As I mentioned in my earlier post, juggling ‘work’ and ‘social’ uses of social media can also be seen as a challenge. This has also been linked with time management by Leon and Pigg, who observe that “[digital multitasking can] evoke strong affective responses”, including guilt and shame, among graduate students. Such feelings can, of course, be indicators of mental unwellness.  

What can we do? 

So, what can we do to move towards a more inclusive environment for emerging academics, in which digital technologies play a part? 

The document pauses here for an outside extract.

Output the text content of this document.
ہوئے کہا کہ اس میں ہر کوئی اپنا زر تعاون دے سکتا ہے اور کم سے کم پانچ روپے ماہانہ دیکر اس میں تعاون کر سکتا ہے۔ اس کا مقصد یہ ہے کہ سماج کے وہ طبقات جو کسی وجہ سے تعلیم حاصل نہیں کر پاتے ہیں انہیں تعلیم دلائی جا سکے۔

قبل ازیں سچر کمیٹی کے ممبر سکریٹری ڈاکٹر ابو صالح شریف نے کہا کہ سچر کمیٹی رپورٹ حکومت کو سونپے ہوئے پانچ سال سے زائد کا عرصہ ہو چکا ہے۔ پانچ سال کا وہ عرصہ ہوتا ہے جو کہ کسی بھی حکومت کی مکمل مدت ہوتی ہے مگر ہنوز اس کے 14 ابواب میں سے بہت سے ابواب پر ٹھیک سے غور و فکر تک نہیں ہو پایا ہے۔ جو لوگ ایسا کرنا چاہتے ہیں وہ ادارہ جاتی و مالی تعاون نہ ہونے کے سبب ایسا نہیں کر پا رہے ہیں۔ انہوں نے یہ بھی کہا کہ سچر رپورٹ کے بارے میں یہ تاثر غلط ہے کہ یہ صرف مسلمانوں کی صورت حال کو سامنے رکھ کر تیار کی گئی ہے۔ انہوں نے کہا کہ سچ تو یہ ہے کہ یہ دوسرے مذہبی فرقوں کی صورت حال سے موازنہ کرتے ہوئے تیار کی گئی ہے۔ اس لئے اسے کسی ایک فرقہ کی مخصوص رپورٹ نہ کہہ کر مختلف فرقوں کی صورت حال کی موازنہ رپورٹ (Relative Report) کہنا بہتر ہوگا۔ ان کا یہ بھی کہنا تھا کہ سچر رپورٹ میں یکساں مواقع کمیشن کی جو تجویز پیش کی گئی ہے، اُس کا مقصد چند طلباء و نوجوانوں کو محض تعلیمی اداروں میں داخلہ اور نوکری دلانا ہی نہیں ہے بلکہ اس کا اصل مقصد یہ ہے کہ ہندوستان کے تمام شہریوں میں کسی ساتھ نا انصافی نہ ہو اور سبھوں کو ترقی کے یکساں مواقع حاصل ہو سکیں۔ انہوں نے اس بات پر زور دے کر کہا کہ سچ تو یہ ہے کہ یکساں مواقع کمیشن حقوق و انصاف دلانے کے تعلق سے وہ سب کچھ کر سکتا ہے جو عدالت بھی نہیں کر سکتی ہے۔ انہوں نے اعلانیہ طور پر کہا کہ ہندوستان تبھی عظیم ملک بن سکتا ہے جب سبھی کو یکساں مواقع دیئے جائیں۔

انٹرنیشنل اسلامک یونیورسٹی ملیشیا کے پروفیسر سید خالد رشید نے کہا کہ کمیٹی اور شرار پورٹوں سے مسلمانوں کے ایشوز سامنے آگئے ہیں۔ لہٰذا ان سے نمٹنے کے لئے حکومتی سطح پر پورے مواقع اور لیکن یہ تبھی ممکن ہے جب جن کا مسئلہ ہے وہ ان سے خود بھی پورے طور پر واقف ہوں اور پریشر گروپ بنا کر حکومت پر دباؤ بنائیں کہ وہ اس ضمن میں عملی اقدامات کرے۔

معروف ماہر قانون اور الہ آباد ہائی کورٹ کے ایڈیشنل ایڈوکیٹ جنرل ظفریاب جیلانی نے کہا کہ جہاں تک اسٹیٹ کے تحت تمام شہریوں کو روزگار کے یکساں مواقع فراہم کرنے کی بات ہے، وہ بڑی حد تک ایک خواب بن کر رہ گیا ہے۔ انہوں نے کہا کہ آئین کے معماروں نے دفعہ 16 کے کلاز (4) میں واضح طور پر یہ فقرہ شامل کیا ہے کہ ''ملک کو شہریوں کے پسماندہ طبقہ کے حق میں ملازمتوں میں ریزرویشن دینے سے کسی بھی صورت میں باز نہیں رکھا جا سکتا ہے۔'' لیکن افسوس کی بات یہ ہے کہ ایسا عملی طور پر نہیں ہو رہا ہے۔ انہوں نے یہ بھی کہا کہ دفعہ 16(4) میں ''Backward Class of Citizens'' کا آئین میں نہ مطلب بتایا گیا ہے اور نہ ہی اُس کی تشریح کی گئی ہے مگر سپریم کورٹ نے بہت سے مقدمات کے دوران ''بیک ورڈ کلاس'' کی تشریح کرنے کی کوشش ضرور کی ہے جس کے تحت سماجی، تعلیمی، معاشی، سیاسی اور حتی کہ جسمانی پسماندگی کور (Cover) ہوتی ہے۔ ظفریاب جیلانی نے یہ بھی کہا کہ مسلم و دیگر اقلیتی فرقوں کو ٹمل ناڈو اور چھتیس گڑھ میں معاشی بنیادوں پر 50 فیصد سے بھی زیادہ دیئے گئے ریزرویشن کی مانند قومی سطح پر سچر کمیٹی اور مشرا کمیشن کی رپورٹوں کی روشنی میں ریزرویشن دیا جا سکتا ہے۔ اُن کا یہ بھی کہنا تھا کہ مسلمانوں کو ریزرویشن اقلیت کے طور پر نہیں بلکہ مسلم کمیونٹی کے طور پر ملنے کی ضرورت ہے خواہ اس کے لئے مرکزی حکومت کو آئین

I think that what my experiences, and the research that I have presented in this blog series shows is that social media are not simply tools for socialising among digital natives’ or sharing photographs of one’s dinner. They impact upon a broader range of research practices than I had appreciated before I began reflecting on my experiences, and in more nuanced ways. Likewise, I hope that I’ve been able to show mental health in a more nuanced light – not only a “crisis” affecting PhD students and HE institutions, but also a way of life, day-to-day for a significant section of the research community, whose needs might (in some cases) be addressed simply, by subtle extensions to existing practice, and by seeing social media and ‘traditional’ research practices as complementary bedfellows, rather than options to choose between. If I could offer any advice on what might be done to effect change then, it would, humbly, be this: 

  • Seek to understand the nuances of social media in heritage and other humanities PhD research; their potential, and their potential pitfalls 
  • Resist seeing social media and ‘traditional’ research practices as an either/or situation requiring a polarised choice; take an holistic view which values each for its own contribution to the academy 
  • Prioritise development of social media competencies and understanding around social media/mental health relationships (both positive and negative) within organisational strategy, in order to ensure that the mental health challenges of the present lead to a healthier, more inclusive research environment in the future. 

Above all though, I think that a lot can be achieved – in digital literacy and in mental health – by advocating for three things: 

Understanding the needs and potential for growth. 

Daring to talk. 

And challenging existing practices, to bring about change.